Chattanooga, TN - On Monday, a federal judge formally sentenced three Chattanooga men for violating the Clean Air Act and conspiracy in connection to a demolition project that polluted the area with a toxic substance known as asbestos.
Facing federal prison time, the three men convicted – Don Fillers, David Wood and James Mathis – may file an appeal to the verdict. Fillers faces four years in prison, where Wood and Mathis face 20 months and 18 months, respectively. Further, Fillers will have to personally pay a $20,000 fine and his company, Watkins Street Project, faces an additional $28,000.
The charges surrounding the men stem from a demolition project spanning nearly 18 months starting in August 2004. Fillers and his company were hired to demolish the Standard-Coosa-Thatcher plant, a former textile mile.

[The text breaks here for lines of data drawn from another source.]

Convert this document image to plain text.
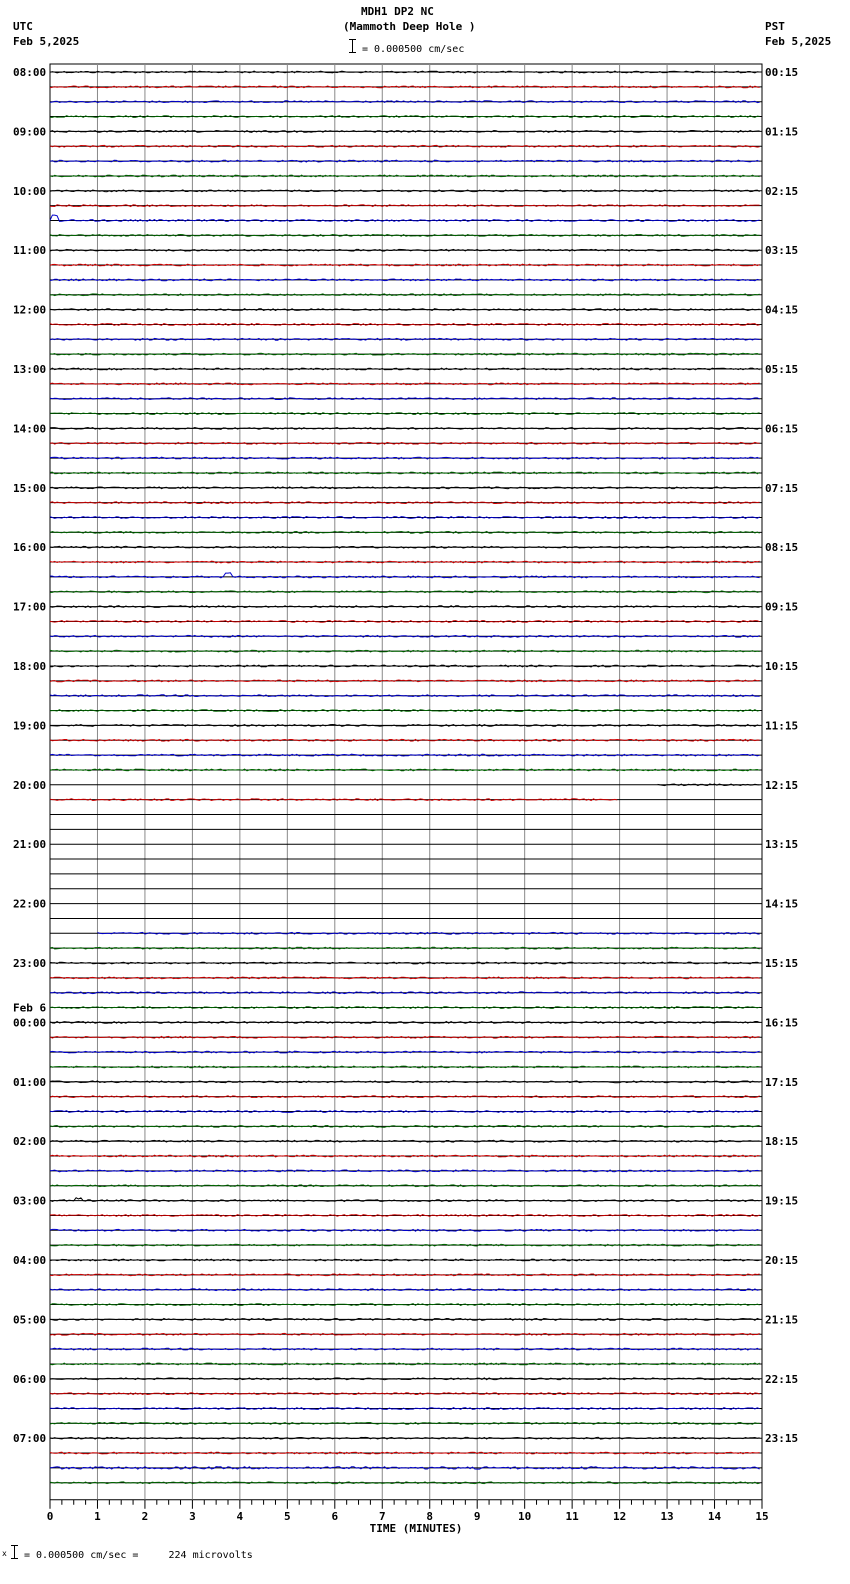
MDH1 DP2 NC
(Mammoth Deep Hole )
UTC
Feb 5,2025
PST
Feb 5,2025
= 0.000500 cm/sec
08:00
09:00
10:00
11:00
12:00
13:00
14:00
15:00
16:00
17:00
18:00
19:00
20:00
21:00
22:00
23:00
00:00
01:00
02:00
03:00
04:00
05:00
06:00
07:00
00:15
01:15
02:15
03:15
04:15
05:15
06:15
07:15
08:15
09:15
10:15
11:15
12:15
13:15
14:15
15:15
16:15
17:15
18:15
19:15
20:15
21:15
22:15
23:15
Feb 6
0	1	2	3	4	5	6	7	8	9	10	11	12	13	14	15
TIME (MINUTES)
x = 0.000500 cm/sec =     224 microvolts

During the course of the demolition project, asbestos dust was released into the air, contaminating not only the worksite but area homes and a local day care center.
Asbestos, a known carcinogen, was commonly used in building material. Now a banned building material, removing asbestos from existing structures is a highly regulated business. Properly executed by asbestos abatement professionals, the toxin is safely removed without causing any harm. Asbestos, if released, is extremely toxic and can lead to several deadly cancers including lung cancer and mesothelioma cancer.
According to recent findings by the United States Environmental Protection Agency (EPA), there is not a “safe” level of asbestos permitted into the air. Even a scant amount of the toxic dust is considered dangerous and jeopardizes air quality.
The EPA found Fillers, Wood and Mathis had “hired homeless and untrained workers to perform illegal asbestos removal” at the former textile mill site. According to prosecutors on the case, hiring “untrained” asbestos abatement workers was a financial decision. Simply, it was cheaper to hire workers unfamiliar with asbestos abatement protocols in order to work on the site. These actions lead not only to the release of the deadly toxin into the air, but the federal investigation into the matter.
Defense attorneys argued that the men did not intentionally violate the Clean Air Act. Further, the defense attorneys alleged that if there was more oversight by local officials, this environmental disaster would not have occurred.
The three men are expected to begin their sentence on November 16.